Days of the old schoolyard: friendships that are lifelong

Lindy and me aged about 8
Lindy and me aged about 8

Remember the days of the old schoolyard

We used to laugh a lot…. My oldest friend Lindy and I were always best friends at school, and little has changed. We still act like 17 year olds in each other’s company and have a language that no one else in the world understands. With a word or a look we can set each other off – into gales of laughter or on a trip down our own long memory lane.On a recent Girl’s Weekend, Lindy and I headed down the coast with only ourselves and Cat Stevens for company. We sang ‘Old School Yard’ at the top of our voices and lamented the passing of the years that had turned the gorgeous tousle-headed Cat into the serious grey-haired Yusuf.

We ‘power-talked’ for miles along the beach, and sat on rocks in companionable silence looking out to sea. We sat on the balcony overlooking the ocean and talked till the sun set and the mosquitoes drove us indoors. We compared parenting notes, and congratulated and commiserated with each other in equal measure on various aspects of motherhood. We reminded each other of our own youthful transgressions, and brought a little perspective into each other’s view of the world in general, and of our families in particular

Wedding day aged 23
Wedding day aged 23

For us, the passing of the years is not reflected in each other’s faces or the colour of our hair. We look like the young, carefree girls we always were, in spite of mounting evidence to the contrary in the form of aches, pains and the unforgiving mirror. Recently I walked alone along that same beach, lost in thought, and glimpsed a middle-aged couple walking towards me. It was only when we were almost passing that I recognised the woman as one of my closest old school friends, and she transformed immediately into the teenager I knew her to be.

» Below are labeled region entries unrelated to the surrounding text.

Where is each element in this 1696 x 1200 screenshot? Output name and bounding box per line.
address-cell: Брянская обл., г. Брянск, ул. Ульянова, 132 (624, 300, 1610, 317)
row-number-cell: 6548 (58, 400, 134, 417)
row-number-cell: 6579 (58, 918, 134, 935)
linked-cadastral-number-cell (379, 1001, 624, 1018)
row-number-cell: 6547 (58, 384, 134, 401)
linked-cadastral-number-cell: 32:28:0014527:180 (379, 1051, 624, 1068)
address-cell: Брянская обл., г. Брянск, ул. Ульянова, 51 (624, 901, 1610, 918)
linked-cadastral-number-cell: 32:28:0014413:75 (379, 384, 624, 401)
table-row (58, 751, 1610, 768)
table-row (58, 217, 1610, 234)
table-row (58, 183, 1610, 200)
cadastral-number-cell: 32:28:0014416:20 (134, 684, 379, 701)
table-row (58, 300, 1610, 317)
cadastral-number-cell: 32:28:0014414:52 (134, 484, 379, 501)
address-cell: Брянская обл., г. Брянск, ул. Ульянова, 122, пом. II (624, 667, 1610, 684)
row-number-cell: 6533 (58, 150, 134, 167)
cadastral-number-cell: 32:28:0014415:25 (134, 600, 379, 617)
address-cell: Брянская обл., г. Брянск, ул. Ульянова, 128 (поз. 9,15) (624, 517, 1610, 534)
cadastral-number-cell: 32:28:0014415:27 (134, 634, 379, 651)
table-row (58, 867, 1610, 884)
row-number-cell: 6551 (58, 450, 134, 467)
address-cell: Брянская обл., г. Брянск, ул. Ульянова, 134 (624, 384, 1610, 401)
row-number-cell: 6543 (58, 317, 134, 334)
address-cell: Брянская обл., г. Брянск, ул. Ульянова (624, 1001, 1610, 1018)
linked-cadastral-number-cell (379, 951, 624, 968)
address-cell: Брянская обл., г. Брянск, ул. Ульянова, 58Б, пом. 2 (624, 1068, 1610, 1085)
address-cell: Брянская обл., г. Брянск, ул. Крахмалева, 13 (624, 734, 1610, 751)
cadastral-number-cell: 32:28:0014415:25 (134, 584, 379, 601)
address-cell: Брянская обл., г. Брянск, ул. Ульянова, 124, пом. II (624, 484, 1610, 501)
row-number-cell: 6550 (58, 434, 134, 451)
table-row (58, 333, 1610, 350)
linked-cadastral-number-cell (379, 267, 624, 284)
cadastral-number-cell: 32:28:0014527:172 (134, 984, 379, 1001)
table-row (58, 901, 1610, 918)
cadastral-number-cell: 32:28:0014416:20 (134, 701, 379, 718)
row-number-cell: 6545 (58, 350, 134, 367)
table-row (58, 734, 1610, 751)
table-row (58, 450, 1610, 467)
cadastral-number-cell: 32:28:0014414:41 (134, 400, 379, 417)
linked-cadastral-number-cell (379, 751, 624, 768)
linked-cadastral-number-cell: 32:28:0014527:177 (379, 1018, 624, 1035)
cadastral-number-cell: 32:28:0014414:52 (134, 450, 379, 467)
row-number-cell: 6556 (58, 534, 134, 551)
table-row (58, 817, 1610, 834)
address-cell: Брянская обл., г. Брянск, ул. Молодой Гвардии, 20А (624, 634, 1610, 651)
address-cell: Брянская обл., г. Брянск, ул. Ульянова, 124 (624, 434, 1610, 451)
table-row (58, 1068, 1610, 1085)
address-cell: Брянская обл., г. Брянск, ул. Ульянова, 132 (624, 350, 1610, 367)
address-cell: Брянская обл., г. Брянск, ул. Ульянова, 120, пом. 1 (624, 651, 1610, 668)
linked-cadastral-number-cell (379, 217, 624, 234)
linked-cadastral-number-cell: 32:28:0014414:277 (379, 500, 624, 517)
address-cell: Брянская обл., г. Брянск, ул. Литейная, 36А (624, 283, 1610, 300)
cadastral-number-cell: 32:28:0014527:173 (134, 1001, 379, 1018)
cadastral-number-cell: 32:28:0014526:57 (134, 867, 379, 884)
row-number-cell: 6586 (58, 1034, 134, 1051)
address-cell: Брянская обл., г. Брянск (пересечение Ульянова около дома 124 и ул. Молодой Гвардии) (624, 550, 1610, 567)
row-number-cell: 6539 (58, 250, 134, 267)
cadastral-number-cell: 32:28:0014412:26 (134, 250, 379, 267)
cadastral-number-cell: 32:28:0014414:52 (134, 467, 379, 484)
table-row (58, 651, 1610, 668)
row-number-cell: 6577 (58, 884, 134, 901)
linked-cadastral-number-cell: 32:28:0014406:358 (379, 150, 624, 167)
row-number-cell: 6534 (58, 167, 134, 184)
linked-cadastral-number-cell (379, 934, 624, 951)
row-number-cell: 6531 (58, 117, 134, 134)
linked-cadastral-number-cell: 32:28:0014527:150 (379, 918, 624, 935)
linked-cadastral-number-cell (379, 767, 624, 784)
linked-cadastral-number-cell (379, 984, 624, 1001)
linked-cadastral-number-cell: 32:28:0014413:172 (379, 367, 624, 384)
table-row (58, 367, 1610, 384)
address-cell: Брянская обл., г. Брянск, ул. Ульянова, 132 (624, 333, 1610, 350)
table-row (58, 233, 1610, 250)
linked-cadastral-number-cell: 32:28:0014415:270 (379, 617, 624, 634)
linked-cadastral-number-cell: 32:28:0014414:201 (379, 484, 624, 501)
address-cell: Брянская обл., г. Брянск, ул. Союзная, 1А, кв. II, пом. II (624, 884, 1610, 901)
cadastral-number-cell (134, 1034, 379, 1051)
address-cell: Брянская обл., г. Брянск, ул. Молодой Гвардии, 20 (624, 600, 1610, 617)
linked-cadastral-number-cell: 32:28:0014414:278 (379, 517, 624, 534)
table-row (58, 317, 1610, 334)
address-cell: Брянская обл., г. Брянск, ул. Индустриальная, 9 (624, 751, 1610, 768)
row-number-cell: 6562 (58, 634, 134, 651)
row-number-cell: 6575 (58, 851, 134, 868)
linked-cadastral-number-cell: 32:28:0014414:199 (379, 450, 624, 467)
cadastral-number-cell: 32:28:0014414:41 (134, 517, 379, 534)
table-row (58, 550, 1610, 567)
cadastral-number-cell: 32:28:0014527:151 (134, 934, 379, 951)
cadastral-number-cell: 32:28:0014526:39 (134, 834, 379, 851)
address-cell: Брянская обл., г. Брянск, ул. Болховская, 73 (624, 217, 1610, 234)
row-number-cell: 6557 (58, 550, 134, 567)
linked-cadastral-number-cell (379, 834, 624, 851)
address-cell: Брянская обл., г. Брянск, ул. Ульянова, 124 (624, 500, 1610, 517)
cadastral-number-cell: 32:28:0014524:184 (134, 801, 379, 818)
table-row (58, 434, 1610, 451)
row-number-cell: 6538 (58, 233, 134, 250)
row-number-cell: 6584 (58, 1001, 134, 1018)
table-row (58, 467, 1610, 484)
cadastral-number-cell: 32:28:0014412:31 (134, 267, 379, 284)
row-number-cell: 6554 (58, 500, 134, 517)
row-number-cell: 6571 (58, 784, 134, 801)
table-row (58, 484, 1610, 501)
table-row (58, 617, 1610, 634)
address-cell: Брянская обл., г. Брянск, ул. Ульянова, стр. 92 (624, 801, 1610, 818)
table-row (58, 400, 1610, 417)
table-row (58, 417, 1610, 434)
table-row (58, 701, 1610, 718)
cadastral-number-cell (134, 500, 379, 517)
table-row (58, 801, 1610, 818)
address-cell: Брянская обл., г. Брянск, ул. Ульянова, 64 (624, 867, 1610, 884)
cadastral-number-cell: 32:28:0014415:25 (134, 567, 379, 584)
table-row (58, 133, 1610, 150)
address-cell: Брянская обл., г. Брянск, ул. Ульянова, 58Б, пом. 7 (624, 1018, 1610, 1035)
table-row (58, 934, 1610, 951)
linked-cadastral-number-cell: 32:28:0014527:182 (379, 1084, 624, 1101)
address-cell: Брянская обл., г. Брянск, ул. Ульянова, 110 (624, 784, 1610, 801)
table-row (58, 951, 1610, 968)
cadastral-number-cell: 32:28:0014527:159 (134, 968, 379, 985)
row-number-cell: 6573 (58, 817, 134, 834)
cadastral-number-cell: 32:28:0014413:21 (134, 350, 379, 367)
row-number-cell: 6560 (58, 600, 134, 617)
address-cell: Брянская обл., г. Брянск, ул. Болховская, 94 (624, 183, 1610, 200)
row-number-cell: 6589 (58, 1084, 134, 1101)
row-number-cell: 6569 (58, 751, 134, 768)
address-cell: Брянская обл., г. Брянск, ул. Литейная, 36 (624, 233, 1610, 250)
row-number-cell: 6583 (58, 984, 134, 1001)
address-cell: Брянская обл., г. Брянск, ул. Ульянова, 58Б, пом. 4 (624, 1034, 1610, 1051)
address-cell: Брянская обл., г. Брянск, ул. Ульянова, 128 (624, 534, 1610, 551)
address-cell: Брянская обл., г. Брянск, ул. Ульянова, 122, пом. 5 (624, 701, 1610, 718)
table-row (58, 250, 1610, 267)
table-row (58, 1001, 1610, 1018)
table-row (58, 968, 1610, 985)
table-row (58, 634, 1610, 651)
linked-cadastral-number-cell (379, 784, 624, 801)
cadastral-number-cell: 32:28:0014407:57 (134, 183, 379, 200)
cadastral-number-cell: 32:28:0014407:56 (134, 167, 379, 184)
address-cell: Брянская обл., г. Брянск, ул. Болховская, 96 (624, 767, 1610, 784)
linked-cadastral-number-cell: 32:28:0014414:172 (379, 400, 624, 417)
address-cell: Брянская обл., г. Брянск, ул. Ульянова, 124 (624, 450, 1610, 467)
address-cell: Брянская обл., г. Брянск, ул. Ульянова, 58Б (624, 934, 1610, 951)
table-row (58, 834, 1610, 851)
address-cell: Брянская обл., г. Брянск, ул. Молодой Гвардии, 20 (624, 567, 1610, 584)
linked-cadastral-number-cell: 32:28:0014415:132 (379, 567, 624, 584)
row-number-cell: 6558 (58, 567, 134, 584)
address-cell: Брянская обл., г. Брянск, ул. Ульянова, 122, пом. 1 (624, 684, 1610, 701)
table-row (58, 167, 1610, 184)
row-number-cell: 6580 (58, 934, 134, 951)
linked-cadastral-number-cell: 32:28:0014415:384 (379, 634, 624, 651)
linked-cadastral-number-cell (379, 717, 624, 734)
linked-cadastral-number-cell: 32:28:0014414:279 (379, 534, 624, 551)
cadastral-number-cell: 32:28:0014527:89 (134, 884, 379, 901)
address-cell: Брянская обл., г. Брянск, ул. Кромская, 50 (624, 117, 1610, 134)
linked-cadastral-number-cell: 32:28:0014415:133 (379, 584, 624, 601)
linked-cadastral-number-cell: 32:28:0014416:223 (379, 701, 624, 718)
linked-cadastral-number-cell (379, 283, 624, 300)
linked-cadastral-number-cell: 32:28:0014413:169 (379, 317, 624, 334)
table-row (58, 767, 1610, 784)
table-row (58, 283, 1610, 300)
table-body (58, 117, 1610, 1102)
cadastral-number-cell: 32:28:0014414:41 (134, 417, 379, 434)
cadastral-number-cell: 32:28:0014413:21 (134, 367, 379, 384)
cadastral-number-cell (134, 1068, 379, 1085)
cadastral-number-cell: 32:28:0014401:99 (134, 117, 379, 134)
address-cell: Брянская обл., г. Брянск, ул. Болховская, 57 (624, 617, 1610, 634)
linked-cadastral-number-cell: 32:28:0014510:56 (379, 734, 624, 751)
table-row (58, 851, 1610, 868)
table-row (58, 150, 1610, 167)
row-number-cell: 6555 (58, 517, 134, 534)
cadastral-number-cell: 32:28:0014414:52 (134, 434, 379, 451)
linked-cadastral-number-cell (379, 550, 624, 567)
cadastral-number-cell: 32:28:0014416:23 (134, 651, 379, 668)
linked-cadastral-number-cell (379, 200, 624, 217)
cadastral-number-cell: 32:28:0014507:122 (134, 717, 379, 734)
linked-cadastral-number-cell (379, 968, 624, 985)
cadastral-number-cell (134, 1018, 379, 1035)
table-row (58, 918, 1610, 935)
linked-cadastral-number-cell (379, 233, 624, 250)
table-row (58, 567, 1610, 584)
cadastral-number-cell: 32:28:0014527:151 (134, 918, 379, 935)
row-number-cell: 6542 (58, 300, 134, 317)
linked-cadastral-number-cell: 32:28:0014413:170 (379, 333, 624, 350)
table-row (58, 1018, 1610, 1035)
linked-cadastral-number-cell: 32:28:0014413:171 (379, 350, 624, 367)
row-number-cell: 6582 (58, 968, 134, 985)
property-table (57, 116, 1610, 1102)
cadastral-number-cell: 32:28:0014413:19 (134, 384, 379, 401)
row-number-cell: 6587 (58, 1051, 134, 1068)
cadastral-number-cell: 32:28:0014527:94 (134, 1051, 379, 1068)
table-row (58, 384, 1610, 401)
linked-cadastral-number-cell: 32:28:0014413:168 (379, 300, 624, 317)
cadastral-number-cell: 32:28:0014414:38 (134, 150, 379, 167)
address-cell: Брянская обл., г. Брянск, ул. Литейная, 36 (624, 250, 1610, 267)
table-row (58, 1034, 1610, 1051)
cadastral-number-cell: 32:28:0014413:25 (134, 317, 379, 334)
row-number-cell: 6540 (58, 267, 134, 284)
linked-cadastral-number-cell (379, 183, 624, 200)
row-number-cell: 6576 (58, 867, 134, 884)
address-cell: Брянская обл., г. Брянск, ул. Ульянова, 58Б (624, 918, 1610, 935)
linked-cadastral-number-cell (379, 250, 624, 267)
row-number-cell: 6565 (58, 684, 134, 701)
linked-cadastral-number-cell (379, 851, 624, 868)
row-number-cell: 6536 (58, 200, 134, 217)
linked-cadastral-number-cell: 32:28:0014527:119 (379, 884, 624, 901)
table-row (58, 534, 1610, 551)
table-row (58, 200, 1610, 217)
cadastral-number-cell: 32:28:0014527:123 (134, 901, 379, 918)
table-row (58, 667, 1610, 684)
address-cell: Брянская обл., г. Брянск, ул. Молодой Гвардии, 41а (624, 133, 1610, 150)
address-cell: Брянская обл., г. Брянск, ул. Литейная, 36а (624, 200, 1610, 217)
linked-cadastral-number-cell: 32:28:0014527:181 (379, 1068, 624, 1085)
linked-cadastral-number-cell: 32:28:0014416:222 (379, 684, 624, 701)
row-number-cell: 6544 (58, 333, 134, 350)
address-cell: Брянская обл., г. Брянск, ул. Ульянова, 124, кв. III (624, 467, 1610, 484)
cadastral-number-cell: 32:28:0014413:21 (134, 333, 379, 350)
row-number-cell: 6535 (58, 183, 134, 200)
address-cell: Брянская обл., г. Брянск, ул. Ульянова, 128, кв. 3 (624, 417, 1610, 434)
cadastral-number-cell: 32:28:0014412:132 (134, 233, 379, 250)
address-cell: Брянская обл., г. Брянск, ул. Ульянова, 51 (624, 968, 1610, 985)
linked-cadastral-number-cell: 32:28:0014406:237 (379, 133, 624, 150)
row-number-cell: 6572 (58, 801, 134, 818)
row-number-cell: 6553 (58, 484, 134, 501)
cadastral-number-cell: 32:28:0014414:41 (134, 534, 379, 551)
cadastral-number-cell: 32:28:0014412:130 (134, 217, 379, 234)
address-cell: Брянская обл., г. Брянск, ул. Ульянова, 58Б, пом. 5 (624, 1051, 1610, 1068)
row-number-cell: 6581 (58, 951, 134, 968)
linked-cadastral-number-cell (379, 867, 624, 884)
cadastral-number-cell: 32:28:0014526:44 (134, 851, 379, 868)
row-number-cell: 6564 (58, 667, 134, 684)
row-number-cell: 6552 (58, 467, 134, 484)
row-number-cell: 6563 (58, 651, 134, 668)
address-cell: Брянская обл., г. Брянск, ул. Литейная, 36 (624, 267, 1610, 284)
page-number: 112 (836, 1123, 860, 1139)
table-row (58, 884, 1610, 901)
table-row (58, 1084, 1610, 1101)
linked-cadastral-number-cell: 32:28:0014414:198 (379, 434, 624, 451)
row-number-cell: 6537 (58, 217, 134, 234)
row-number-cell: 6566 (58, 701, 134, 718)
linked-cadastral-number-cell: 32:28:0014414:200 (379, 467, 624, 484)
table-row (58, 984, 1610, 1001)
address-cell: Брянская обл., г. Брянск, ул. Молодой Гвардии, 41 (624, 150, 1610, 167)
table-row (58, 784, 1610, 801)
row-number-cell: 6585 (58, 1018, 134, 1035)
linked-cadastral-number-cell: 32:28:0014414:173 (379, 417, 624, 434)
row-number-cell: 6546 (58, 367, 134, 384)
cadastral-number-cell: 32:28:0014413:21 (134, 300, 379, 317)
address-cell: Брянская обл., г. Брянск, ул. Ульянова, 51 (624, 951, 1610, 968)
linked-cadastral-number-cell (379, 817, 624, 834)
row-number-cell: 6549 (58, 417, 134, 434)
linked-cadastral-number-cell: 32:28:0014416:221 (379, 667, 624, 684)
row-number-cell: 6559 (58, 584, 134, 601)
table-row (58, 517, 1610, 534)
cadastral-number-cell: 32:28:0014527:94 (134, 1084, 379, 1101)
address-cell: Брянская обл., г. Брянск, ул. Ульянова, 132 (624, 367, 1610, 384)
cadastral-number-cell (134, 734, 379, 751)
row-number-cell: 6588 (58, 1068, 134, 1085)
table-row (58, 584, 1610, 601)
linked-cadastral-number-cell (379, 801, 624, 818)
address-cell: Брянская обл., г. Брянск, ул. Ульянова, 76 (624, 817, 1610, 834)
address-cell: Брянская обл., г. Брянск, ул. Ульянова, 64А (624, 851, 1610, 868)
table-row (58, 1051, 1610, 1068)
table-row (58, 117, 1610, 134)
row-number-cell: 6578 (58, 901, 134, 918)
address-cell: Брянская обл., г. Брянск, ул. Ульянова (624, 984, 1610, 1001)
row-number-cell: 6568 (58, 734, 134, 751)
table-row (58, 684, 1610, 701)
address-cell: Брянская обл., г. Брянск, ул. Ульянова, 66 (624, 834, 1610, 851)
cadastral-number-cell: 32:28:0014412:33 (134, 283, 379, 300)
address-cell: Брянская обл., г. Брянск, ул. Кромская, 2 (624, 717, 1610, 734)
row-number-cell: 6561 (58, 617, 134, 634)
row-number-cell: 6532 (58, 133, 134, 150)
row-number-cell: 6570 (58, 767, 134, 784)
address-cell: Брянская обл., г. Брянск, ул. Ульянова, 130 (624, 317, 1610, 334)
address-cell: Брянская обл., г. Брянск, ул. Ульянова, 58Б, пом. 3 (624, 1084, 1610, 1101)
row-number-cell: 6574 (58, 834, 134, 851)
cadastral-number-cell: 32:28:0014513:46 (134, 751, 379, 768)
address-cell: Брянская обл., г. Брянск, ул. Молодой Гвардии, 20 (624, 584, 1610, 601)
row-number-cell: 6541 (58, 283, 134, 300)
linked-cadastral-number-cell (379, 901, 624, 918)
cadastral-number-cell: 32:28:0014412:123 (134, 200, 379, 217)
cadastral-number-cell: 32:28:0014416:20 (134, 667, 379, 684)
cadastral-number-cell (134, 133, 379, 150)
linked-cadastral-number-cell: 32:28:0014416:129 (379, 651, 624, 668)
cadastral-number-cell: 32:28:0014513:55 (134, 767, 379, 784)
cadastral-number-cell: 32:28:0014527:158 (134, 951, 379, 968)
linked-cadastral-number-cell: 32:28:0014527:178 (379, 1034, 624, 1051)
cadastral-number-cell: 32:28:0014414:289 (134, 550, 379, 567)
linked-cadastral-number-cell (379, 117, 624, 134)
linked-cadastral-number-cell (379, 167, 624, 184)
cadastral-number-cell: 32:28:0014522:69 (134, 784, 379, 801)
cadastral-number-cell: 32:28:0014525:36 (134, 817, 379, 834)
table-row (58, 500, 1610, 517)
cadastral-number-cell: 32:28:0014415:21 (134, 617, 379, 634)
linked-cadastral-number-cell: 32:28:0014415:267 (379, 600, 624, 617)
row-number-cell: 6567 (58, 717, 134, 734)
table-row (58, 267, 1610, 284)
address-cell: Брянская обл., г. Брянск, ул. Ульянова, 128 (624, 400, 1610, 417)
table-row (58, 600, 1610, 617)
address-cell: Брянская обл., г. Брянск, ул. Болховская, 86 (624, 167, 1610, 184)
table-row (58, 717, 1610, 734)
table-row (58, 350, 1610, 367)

A few years ago, I bumped into another school friend at the funeral of a mutual friend’s mother. I slipped into the seat next to her and said hello. She looked at me blankly until I introduced myself and smiled.

“Now I recognise you,” she said. “Your smile hasn’t changed.”

We spent the afternoon of the funeral in her kitchen, eating cheese and bread and drinking tea: recalling incidents in our shared past that remained clearly in our memories, and laughing our socks off. Our friendship has resumed where it left off: close, conspiratorial and comforting. Like most people, we have had our share of highs and lows in the intervening years and our reconnection has been a welcome and nurturing one, like putting on a pair of comfortable slippers.

I share with my own children a sense of the importance of maintaining old friendships. While modern technology can make a ‘friend’ of just about anybody, I trust that they can discern the difference between a ‘friend’ and a friend. All three of them have retained friendships from their early primary years, and I recognise in them the same easy relationship that Lindy and I have maintained over almost a lifetime.

Old friends are irreplaceable
Lindy and me celebrating over 50 years of friendship

Common to all is a mutual regard and a shared sense of humour. There is nothing like a good laugh to sweep away the years and make us feel young again; if we nurture those youthful friendships, they will become old friendships. And our lives will be so much the richer for them.

“Yes I do……

Oh and I remember you.”

2 thoughts on “Days of the old schoolyard: friendships that are lifelong

  1. I loved this episode Liz!…. the other thing about old friendships, is the freedom of judgment and expectation… because you’ve already proved your worth by holding one another’s memories!😊

  2. Holding each other’s memories – of school, family members, holidays shared – becomes more and more precious the older we become. It’s like a special place that no one else shares.